Cumbria: News and Star

A NATIONAL police report has revealed how Cumbrian officers had to be called in with guns to "finish off" animals which slaughtermen had failed to properly kill during the county's foot and mouth crisis.
The report, which outlines lessons to be learned from the police experience of the outbreak, claimed there were "instances of great concern" about the quality of work slaughtermen were doing.
It told how Cumbria police marksmen were called out on five occasions to shoot animals which had not been killed by slaughtermen and were left injured. Others escaped and had to be killed because they posed a danger to public safety.
The report - printed on the eve of the anniversary of the foot and mouth outbreak - says: "The sheer demand for those able to discharge a firearm sometimes resulted in the quality of applicants not being rigorously checked.
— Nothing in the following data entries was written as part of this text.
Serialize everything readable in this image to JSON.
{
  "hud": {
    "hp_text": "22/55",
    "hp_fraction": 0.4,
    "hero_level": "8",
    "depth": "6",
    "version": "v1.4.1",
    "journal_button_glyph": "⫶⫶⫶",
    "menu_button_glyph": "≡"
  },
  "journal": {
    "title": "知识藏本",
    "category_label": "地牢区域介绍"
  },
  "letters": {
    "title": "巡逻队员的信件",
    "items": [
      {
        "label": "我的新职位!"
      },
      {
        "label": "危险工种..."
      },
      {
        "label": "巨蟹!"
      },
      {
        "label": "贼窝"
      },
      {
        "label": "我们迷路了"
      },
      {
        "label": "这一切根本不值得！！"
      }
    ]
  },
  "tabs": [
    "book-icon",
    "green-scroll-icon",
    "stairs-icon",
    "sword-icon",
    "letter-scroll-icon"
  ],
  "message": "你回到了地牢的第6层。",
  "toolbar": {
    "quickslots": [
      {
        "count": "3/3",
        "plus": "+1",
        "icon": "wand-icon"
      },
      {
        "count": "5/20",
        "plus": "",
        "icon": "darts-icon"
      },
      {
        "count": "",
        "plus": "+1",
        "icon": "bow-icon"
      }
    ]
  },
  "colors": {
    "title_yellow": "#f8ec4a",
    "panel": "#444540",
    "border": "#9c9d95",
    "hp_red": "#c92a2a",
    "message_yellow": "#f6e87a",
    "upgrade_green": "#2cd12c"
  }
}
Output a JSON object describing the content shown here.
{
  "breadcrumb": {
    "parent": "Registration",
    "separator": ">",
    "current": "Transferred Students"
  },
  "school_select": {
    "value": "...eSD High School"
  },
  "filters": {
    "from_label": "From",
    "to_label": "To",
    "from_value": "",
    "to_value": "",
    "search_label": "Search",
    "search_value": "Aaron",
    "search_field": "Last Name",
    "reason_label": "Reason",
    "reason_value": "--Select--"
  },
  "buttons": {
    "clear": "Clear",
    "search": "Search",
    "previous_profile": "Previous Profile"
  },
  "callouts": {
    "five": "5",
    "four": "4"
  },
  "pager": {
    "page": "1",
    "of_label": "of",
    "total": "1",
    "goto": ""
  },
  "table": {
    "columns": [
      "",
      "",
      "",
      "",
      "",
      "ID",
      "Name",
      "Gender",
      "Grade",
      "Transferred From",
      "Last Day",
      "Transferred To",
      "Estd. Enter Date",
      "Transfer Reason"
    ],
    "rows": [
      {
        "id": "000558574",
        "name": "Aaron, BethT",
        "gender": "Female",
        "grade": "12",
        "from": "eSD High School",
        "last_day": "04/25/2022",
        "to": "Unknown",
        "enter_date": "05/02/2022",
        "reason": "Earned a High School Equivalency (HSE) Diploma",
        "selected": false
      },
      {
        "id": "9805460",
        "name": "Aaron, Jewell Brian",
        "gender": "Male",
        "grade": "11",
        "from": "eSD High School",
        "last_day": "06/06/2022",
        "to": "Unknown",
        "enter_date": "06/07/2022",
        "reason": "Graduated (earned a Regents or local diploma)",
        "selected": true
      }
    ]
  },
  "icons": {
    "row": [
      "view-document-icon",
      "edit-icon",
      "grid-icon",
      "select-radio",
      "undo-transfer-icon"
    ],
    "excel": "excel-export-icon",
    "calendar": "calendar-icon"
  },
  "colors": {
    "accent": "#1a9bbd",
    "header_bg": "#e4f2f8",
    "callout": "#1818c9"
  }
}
There were some instances of misuse, where animals undoubtedly suffered."
Superintendent Brian Horn, who led Cumbria police's £165,000 foot and mouth operation, said he shared the concern that some of the work carried out by slaughtermen was "inappropriate."
"Some of the slaughtering that was taking place did seem to be less than humane," he added.
"The weapons being used were sometimes not powerful enough and did not kill the animal on the first attempt.
"Some of the slaughtering was done in an unprofessional way - animals awaiting slaughter were kept close to the ones which were being killed and they panicked.
"There were also cases of movement being spotted in what was thought to be pile of slaughtered sheep."
The report voiced further concern that the policy of paying slaughtermen for each animal they destroyed led to a "lack of care".
It recommended that when planning for any future outbreak, authorities should consider tighter controls for the management of contracted slaughtermen and rigorous application procedures.
It cited the need for "substantial training" of Defra officials who were sometimes "ignorant of the law and procedures involved" in gaining entry to land.